Too Famous: The Rich, the Powerful, the Wishful, the Notorious, the Damned by Michael Wolff

Too Famous: The Rich, the Powerful, the Wishful, the Notorious, the Damned by Michael Wolff

Author:Michael Wolff [Wolff, Michael]
Language: eng
Format: epub
Tags: Biography & Autobiography, Rich & Famous, political science, Corruption & Misconduct, Social Science, essays, popular culture
ISBN: 9781250147639
Google: gWksEAAAQBAJ
Publisher: Henry Holt and Company
Published: 2021-10-19T00:02:16.930523+00:00


Fox News

The Death of Roger Ailes

MAY 2017

I made a mental note last night to call Roger in the morning and get his take on the Trump events of the last few days. There are few conversations more entertaining and insightful than Roger Ailes on Republican politics, where he’s known all the players, their strengths and particularly their weaknesses. Liberals might despise and fear him, but some of his most scathing and hilarious critiques have often been reserved for conservatives. His fifty years among the kahunas of GOP politics—as one of the creators of modern Republican politics—made him, in addition to his other political claims to fame, among his party’s sharpest observers. On his friend Donald Trump, and the unthinkable developments that put him in the White House, no one has been keener—or crueler. But at 8:30 Thursday morning, his wife Beth texted me that he had died a few minutes earlier. Days before, on ever-weakening legs, he had fallen, not for the first time, and hit his head.
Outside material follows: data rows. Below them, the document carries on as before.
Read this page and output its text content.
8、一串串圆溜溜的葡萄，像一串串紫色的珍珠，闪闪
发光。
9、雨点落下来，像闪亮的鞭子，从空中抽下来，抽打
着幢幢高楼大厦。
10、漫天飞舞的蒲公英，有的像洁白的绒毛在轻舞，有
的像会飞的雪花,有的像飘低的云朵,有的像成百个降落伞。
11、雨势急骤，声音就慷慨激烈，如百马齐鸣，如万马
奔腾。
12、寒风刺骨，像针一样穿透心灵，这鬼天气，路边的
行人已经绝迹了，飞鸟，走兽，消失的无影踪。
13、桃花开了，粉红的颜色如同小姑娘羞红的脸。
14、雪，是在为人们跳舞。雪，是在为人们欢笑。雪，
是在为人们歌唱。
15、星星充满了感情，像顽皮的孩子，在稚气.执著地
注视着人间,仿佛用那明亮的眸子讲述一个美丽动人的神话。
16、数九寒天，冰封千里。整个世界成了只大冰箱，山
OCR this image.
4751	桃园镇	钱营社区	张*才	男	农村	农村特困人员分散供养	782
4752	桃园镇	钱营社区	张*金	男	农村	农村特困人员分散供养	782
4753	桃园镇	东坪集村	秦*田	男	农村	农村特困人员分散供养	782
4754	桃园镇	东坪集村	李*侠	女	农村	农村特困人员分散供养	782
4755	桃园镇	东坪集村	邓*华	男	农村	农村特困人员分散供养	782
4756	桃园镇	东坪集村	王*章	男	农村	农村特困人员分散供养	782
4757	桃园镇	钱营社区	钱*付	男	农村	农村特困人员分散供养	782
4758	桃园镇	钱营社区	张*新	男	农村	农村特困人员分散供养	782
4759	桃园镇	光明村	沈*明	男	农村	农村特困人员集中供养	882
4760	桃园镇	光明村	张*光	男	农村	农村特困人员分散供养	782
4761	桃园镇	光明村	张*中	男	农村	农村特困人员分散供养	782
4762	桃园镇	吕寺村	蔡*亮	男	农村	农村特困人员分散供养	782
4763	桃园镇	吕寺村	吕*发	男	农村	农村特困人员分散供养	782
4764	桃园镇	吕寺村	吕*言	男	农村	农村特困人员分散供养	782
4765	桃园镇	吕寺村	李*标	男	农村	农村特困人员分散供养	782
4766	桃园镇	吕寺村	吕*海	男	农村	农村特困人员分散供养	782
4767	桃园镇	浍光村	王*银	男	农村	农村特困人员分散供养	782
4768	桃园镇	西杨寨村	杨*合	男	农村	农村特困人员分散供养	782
It was a particular cruelty of the anti-Ailes press that it often focused on Beth, with rumors of a breakdown in their marriage and impending divorce. In fact, she was fierce in her devotion to him, and his most implacable defender. In the ten months since he had been forced out as chairman of Fox News Channel, the network—arguably, the most significant political force in American life for a generation—that he launched, built, and ran for twenty years, she carried him. This past autumn, after their hard summer of accusations and media conviction, she had flown down to Palm Beach and bought for themselves a waterfront mansion, where she hoped he would retire and where living well would at least be some revenge.
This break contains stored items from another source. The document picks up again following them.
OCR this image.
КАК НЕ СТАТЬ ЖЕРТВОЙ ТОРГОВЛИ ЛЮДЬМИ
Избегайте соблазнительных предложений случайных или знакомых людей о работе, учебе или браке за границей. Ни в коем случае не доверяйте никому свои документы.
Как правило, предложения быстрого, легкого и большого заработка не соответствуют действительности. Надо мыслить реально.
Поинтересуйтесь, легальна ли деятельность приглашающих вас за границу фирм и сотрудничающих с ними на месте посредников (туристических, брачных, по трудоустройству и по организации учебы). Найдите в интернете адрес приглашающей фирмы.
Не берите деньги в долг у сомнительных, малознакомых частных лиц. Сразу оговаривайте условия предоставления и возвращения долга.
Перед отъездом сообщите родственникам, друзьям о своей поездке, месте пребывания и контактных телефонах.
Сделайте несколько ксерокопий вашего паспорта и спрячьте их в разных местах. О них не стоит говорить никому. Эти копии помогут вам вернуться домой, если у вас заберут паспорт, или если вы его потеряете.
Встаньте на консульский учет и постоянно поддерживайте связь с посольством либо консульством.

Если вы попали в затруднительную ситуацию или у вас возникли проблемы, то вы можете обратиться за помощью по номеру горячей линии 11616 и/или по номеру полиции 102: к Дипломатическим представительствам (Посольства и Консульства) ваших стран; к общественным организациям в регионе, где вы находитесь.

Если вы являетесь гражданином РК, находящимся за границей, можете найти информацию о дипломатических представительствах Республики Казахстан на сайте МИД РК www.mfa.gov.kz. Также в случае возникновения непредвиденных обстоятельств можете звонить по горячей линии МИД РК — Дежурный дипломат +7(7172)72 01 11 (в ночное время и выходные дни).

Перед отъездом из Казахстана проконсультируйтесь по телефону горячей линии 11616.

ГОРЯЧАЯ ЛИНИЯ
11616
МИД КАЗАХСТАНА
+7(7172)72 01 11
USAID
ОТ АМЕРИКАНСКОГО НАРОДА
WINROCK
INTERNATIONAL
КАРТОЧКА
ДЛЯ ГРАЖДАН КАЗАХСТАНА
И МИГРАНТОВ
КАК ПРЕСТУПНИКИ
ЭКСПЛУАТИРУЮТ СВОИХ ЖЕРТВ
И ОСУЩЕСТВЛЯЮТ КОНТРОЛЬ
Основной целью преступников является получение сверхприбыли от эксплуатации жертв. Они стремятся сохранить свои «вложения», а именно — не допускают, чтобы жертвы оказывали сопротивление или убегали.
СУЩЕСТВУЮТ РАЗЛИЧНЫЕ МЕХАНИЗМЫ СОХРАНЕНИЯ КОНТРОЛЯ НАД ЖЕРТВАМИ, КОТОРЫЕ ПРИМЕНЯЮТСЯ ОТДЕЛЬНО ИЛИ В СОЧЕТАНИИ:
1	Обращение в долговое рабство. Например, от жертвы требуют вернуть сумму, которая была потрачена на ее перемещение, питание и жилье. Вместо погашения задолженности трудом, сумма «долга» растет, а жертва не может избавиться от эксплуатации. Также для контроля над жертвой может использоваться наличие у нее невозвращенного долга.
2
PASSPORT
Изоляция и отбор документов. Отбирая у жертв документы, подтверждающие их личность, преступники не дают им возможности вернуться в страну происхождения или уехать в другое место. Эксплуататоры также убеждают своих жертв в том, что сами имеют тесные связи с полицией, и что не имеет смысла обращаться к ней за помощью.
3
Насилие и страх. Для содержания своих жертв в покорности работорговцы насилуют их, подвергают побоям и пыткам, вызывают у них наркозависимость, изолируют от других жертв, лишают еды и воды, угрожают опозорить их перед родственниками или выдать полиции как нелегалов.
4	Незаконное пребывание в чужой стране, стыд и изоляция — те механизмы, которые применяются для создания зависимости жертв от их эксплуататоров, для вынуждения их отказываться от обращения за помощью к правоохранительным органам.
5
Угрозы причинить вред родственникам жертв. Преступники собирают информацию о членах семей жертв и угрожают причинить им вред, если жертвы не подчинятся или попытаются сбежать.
Retirement was more Beth’s idea than his. Roger and I spoke a week ago, just after the last ouster at Fox—Bill Shine, his lieutenant who had taken over his job, following by a week the ouster of Bill O’Reilly—and, invariably, the subject was Fox’s increasing disarray and the possibilities for a new conservative network. Yet proscribed by the noncompete provisions of his separation agreement, Roger nevertheless had a plan in his head and was taking calls. “I can’t call. But I can’t stop people from calling me,” he said. As we spoke, Beth texted pictures of their view and of a newly svelte Roger lying lazily in the sun.
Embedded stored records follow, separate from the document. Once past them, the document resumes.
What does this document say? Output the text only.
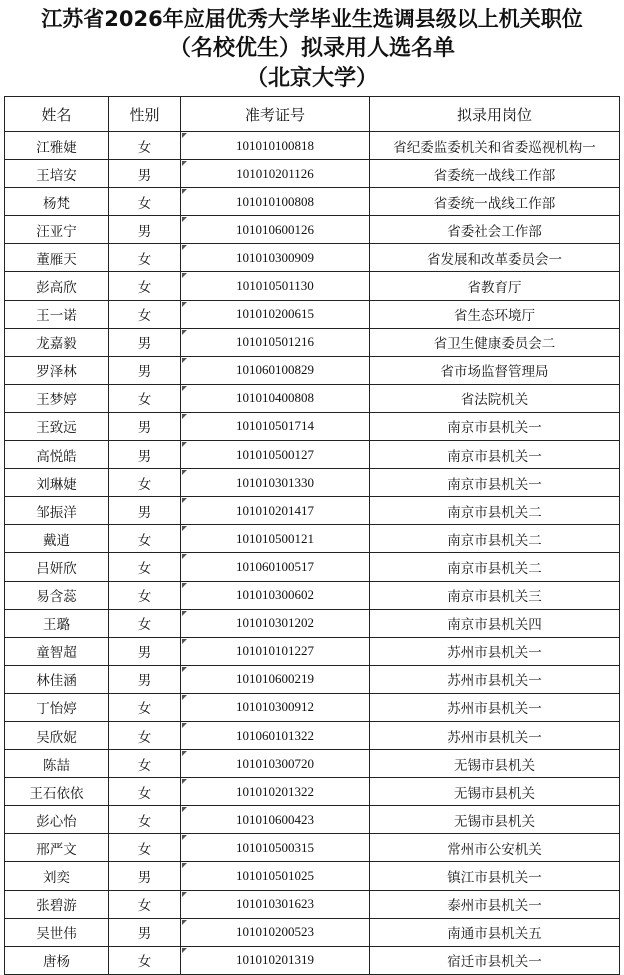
江苏省2026年应届优秀大学毕业生选调县级以上机关职位
（名校优生）拟录用人选名单
（北京大学）
姓名	性别	准考证号	拟录用岗位
江雅婕	女	101010100818	省纪委监委机关和省委巡视机构一
王培安	男	101010201126	省委统一战线工作部
杨梵	女	101010100808	省委统一战线工作部
汪亚宁	男	101010600126	省委社会工作部
董雁天	女	101010300909	省发展和改革委员会一
彭高欣	女	101010501130	省教育厅
王一诺	女	101010200615	省生态环境厅
龙嘉毅	男	101010501216	省卫生健康委员会二
罗泽林	男	101060100829	省市场监督管理局
王梦婷	女	101010400808	省法院机关
王致远	男	101010501714	南京市县机关一
高悦皓	男	101010500127	南京市县机关一
刘琳婕	女	101010301330	南京市县机关一
邹振洋	男	101010201417	南京市县机关二
戴逍	女	101010500121	南京市县机关二
吕妍欣	女	101060100517	南京市县机关二
易含蕊	女	101010300602	南京市县机关三
王璐	女	101010301202	南京市县机关四
童智超	男	101010101227	苏州市县机关一
林佳涵	男	101010600219	苏州市县机关一
丁怡婷	女	101010300912	苏州市县机关一
吴欣妮	女	101060101322	苏州市县机关一
陈喆	女	101010300720	无锡市县机关
王石依依	女	101010201322	无锡市县机关
彭心怡	女	101010600423	无锡市县机关
邢严文	女	101010500315	常州市公安机关
刘奕	男	101010501025	镇江市县机关一
张碧游	女	101010301623	泰州市县机关一
吴世伟	男	101010200523	南通市县机关五
唐杨	女	101010201319	宿迁市县机关一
All things considered, it was a happy winter. Or, anyway, he was certainly weighing the benefits of being out of the office and out of the fray. Still, clearly, both he and Beth could only get so far from the bitterness they felt about his end at Fox. Worse still, the terms of his departure from Fox put draconian limits on what he could say and how he might defend himself. The payout that he believed he had earned—having created a $30 billion asset and Twenty-First Century Fox’s most profitable business—was the price of his silence. The most voluble and pugnacious man in American media was forced to keep still.